On July 1, 2015, my girlfriend and I took the boat from Mytilene (Lesbos, Greece) to Athens. That day, most travelers on the Blue Star 1 were not the usual tourists doing the twelve-hour journey at this time of the year. They were Syrians (perhaps also Afghans and Somalis), mostly men, going to Athens on a transit visa. From there they would try to reach Northern European countries.
The day before, we had seen long caravans of men, veiled women and children walking along the roads of Lesbos. Small boats coming from the shore of Turkey had dropped them off in the north of Lesbos, in small villages like Eftalou, where chances to get caught by the Greek navy are remote. The price the smugglers charge for this short trip, we later learnt, is about $1,000. The migrants were all heading to Mytilene, Lesbos capital, where a refugees camp with a capacity of 400 people is totally overwhelmed.
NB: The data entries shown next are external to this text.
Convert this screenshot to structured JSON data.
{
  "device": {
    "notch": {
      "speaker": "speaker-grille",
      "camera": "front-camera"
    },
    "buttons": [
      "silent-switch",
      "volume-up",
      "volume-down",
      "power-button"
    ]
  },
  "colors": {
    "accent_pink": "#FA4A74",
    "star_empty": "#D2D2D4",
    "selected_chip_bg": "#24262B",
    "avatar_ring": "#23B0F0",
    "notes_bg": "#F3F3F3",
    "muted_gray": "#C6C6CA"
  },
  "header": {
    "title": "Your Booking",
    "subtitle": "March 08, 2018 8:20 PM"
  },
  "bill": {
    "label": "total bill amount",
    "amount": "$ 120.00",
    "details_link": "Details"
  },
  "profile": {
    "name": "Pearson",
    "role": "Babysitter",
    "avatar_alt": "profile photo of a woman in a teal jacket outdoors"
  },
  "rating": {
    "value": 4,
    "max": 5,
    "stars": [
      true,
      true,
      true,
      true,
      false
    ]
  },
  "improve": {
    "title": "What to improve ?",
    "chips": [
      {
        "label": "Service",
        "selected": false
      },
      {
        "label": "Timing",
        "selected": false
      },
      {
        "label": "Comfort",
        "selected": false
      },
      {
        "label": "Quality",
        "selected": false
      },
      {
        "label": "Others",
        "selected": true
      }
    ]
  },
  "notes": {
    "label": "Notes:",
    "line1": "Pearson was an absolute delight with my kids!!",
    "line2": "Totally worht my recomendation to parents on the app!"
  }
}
In my experience, the poor and the destitute often tend to be the nicest people (after them come the Greeks). First, we started a conversation with two women and an adorable 7-year old little girl who could not fully bend one of her arms, which had been crushed under stones when her house was shelled. Later, we met two thirty-year-old Syrian men, whom we will call X and Y. The deck was crowded, and they insisted on finding us chairs and offering us some of the almonds that made their dinner for the day. X and Y are well-educated civil engineers, who had finished their degree and were working in the suburb of Damascus, until it became impossible to go on: They had to do a five-year military service and fight all the foes of the Assad regime. They also have no sympathy whatsoever for Daesh and its version of Islam. Y has two little girls, who are still in Damascus, and whose pictures he keeps on his cell phone. X’s wife is pregnant. For the two men, staying in Syria was not an option, and they have the support of their family in their journey.
The next morning we did not see X and Y among the crowd landing in Athens. We hope they made it to Germany or Denmark, where they want to work and settle.
The sad thing in all this is that Europe quietly let Greece cope with these fluxes of migrants coming from Asia and Africa, adding to the aggravation of EU austerity policy inflicted upon the country. In the Financial Times, George Soros called for an integrated migration and refugees policy in the European Union. So far, he is unfortunately screaming in the desert.